Servono nuovi italiani. E per essere italiani c’è una necessità prioritaria: sapere l’italiano, conoscere lingue e costituzioni, leggi e abitudini dell’Italia. Ovvero è necessario studiare qui, frequentare la scuola.
Dieci anni di scuola, se realmente frequentata (e tutti devono essere messi in condizione di poterlo fare) fanno di qualunque ragazzo e ragazza un cittadino.
Per questo ragionare sullo Ius Scholae è urgente e dovrebbe vedere l’impegno concreto di tutte le forze politiche, sociali e culturali.
La scuola oltretutto toglie tanti giovani dall’anonimato, dall’indifferenza, dalla strada, dove troppi ragazzini finiscono nelle grinfie delle diverse criminalità.
Più scuola, più integrazione, più assistenza medica e psicologica e un legame con le famiglie, che genera unità, fiducia e allontana i pregiudizi, i sospetti, le paure.
Più scuola vera però, non abborracciata con corsi ultrarapidi che non permettono un inserimento in classe e costringono i poveri insegnanti ai salti mortali per svolgere un programma minimale, abbassando ulteriormente il livello di istruzione.
Però gli insegnanti appassionati fanno miracoli e anche gli studenti, se si sentono voluti bene, rispondono con altrettanti miracoli.
La cittadinanza immediata dopo dieci anni di scuola non è una facile scorciatoia, perché studiare e far studiare costa.

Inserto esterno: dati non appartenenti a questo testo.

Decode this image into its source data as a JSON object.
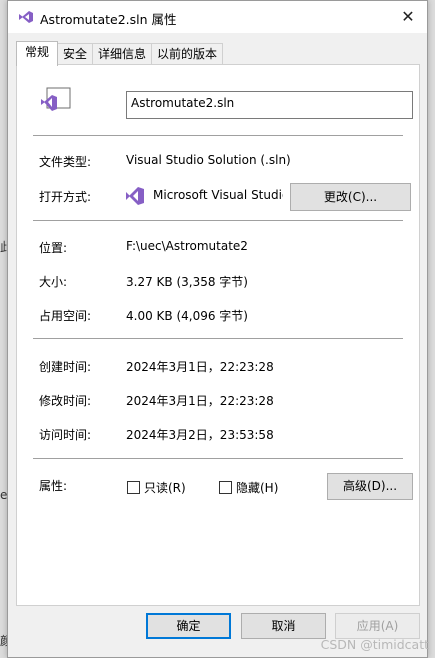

L’aggettivo immediata comporta uno sveltimento della burocrazia elefantiaca che frena in ogni ambito il nostro Paese.
Lo Ius Scholae dunque è conveniente, per i motivi già detti. Ma soprattutto è un fatto di giustizia: parliamo di persone, non di numeri. Persone con storie complesse, se hanno lasciato la loro terra e i loro familiari per venire da noi. Sfuggite alla guerra, alle persecuzioni o alla povertà.
Apertura e accoglienza sono parole vuote se non si traducono in una vita dignitosa, in un futuro lavorativo e familiare stabile.
Il primo modo per favorirli è la conoscenza, lo studio, che rende l’uomo libero e cittadino.